At the same time, though, the position is far from insignificant. Even though the ambassador might not claim credit for completed peace treaties or trade deals, the final version is usually the product of extensive negotiations in which the ambassador is intimately involved. Especially on the trade side: More and more, Chorba says, ambassadors are expected to be salespeople for American business -- and run interference when they get into trouble.

"There's a very heavy emphasis on the ambassador as part of the sales team, in a good sense, for the United States," Chorba says. "The strength of the United States derives from its wealth, the same way the strength of Qatar derives from its oil wealth. And the ambassador and the embassy need to be advocates for that -- not only advancing opportunity for the sale of products and services, but when a problem arises, going in and solving it, helping the company to solve it and get on with their business." For example, Chorba remembers an incident from his ambassadorship when a large American food company had a contamination scare and was nearly banned by the Singaporean government until Chorba intervened to iron things out.
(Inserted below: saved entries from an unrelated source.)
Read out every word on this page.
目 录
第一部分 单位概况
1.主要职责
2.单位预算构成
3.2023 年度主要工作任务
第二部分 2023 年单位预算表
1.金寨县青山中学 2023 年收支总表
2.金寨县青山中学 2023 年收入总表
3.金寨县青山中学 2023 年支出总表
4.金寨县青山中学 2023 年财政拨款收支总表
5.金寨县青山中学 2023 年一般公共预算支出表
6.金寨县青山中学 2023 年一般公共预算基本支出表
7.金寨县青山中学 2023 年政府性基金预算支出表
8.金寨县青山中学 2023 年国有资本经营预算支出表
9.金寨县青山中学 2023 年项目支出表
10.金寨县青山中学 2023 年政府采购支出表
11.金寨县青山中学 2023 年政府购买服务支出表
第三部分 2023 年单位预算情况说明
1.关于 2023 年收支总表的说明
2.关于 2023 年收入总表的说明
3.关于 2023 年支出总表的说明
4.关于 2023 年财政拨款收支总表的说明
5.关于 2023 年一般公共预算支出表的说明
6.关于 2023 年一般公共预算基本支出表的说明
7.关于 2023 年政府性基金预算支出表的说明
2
The Obama administration expanded the ambassadors' sales role in October, announcing an overseas economic strategy that would judge ambassadors on the amount of foreign direct investment they brought in, on top of the American exports they enabled. In China, Max Baucus -- just like ambassadors Gary Locke and Jon Huntsman before him -- will have to deal especially with American technology and financial services companies that want to be able to compete fairly for business in China's booming consumer markets. Baucus has been an advocate for free trade with China for decades, and of late has mostly focused on preserving access for Montana's beef and wheat exports, in which China is increasingly interested.

Of course, it's true that much of this stuff -- not to mention the essential but pedestrian functions of an embassy, like processing visas and getting American citizens out of binds -- is managed by lower-level staff. But an embassy without a leader people can believe in isn't as much of an asset. "A great ambassador can be the difference between a high-morale embassy team and one of average morale, and one that's just there," Chorba says. "Like the quarterback of a football team."

Oh, and as for the personal friends a president might reward with a cushy ambassadorship? That's something the countries often ask for themselves. The United States runs its ambassador picks by the host country before they're formally nominated, in case the other nations have a problem with the choice (Fiji, for example, once rejected a proposed ambassador because he was gay, but that's rare). Campaign bundlers and others who might have the president's ear are most welcome.

"They appoint them because they trust them, and they have a familiarity with them, and they can pick the phone up and say, 'Hey, John,' or 'Hey, Sally, what's the problem?'" Chorba says. "A lot of countries really, really value someone like that, because if there's an issue, that person can literally get the president on the phone in an emergency. If the person knows the president personally, it's a lot easier for the host government."

And Baucus certainly is used to talking to Obama, even if the conversation hasn't always been friendly.